Quando Tubalcaim finalmente fechou o caderno que continha dezenas de textos inéditos, o silêncio era profundo. O jovem colocou o caderno nas mãos do avô, entrelaçando-lhe os dedos ao objeto. Era como se devolvesse a Jubal a própria alma. O grupo de choro, então, tocou Carinhoso, e o velório revestiu-se de contornos primevos, lembrando aquelas priscas eras esquecidas nos porões do tempo, quando poesia e música caminhavam juntas nas sendas da arte.
No dia seguinte ao enterro, Itapecuru-Mirim comentava os ritos fúnebres como se fossem espetáculo. Uns criticavam:
— Aquilo não era poema pra se ler na frente de defunto!
Outros defendiam:
— Era a arte dele. Deixem o homem em paz.

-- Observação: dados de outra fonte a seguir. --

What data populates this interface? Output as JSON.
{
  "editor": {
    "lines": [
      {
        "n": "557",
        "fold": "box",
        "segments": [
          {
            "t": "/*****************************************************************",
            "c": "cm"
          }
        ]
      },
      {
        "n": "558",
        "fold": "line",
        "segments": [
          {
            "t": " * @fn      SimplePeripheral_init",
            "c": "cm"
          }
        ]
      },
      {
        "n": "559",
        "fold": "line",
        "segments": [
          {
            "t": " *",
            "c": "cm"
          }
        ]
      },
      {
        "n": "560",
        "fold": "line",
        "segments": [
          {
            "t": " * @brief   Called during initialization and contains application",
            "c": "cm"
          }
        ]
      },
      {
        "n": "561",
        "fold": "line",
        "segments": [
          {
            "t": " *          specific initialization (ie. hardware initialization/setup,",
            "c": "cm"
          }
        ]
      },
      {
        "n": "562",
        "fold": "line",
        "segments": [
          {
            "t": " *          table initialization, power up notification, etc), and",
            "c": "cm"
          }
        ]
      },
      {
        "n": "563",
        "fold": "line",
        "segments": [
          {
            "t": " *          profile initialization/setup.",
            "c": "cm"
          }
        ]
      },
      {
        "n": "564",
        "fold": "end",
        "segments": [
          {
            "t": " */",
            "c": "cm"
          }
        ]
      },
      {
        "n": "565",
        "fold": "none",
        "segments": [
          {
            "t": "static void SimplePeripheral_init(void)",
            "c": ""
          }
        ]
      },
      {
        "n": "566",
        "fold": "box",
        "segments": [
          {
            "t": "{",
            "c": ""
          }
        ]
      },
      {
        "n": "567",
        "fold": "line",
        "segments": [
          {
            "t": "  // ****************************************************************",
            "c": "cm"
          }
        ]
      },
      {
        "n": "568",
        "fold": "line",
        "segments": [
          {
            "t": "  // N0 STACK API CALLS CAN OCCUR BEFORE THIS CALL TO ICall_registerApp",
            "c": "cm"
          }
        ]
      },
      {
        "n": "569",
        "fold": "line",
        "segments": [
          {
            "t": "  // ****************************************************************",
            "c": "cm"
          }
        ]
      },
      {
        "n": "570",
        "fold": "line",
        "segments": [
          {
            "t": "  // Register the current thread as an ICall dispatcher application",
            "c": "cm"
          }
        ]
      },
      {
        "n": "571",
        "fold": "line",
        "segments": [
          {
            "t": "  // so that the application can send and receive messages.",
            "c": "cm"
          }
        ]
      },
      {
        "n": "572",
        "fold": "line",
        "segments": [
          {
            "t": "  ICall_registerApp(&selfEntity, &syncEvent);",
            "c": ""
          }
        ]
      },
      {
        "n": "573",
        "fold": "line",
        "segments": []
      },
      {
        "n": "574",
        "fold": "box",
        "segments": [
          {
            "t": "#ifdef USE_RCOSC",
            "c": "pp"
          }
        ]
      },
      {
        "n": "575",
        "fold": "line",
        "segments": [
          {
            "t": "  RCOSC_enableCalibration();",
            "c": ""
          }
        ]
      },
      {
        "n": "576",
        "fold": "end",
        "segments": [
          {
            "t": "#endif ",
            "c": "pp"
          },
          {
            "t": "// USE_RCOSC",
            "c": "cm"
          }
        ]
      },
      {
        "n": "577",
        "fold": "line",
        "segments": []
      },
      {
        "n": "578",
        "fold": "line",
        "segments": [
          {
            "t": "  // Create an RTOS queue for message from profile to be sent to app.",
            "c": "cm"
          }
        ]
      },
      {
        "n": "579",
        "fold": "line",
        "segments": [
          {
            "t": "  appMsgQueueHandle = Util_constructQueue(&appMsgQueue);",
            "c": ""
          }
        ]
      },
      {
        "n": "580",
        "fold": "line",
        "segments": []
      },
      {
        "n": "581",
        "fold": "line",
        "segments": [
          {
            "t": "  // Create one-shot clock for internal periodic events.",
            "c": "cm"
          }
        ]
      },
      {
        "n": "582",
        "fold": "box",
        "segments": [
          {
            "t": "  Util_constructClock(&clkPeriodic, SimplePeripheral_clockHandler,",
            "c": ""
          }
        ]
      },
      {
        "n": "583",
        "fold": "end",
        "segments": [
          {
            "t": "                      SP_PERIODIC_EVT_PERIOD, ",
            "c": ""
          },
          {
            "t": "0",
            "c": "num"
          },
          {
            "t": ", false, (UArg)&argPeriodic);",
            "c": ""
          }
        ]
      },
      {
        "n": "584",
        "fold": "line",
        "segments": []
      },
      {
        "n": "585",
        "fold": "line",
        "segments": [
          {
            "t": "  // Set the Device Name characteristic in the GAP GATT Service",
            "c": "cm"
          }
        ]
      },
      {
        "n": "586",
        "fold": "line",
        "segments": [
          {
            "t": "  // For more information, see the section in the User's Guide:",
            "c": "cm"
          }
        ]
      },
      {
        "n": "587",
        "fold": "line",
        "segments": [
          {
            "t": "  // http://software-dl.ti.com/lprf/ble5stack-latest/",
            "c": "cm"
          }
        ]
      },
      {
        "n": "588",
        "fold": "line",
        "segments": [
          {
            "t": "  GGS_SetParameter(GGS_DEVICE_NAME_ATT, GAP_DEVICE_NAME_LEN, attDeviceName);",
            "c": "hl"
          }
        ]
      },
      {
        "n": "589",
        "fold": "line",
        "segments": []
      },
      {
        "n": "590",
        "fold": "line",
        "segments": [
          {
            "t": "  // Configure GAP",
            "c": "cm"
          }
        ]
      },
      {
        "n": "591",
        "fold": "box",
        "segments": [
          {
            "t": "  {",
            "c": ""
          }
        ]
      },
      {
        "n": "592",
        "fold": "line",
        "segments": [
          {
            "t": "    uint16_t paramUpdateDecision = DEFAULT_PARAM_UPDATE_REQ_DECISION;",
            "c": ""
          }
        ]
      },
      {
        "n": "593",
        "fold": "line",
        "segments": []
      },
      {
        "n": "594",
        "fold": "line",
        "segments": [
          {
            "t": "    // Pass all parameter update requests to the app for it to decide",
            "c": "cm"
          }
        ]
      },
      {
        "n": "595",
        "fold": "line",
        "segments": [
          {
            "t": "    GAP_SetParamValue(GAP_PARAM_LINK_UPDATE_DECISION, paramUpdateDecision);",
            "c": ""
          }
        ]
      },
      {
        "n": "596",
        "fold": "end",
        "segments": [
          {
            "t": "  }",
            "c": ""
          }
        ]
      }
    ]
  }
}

Alguns, surpreendentemente, pediam cópias. Queriam saber quem era aquele Jubal que nunca existira para eles, enquanto a filha primogênita passou dias em silêncio, relendo trechos do caderno e tentando conciliar o pai que conheceu com o poeta desconhecido. A viúva alternava entre orgulho e susto:
— Meu Jubal escrevendo essas coisas…
— Mas era tão talentoso…
Duas professoras de Literatura do Ensino Médio manifestaram interesse em construir trilhas didáticas com os versos póstumos de Jubal; um músico da cidade sugeriu musicalizar alguns poemas; e o jornalista Alberto Júnior publicara, em seu site itapecurunoticias.com, uma matéria intitulada “Os versos esquecidos de Jubal, filho de Lameque”.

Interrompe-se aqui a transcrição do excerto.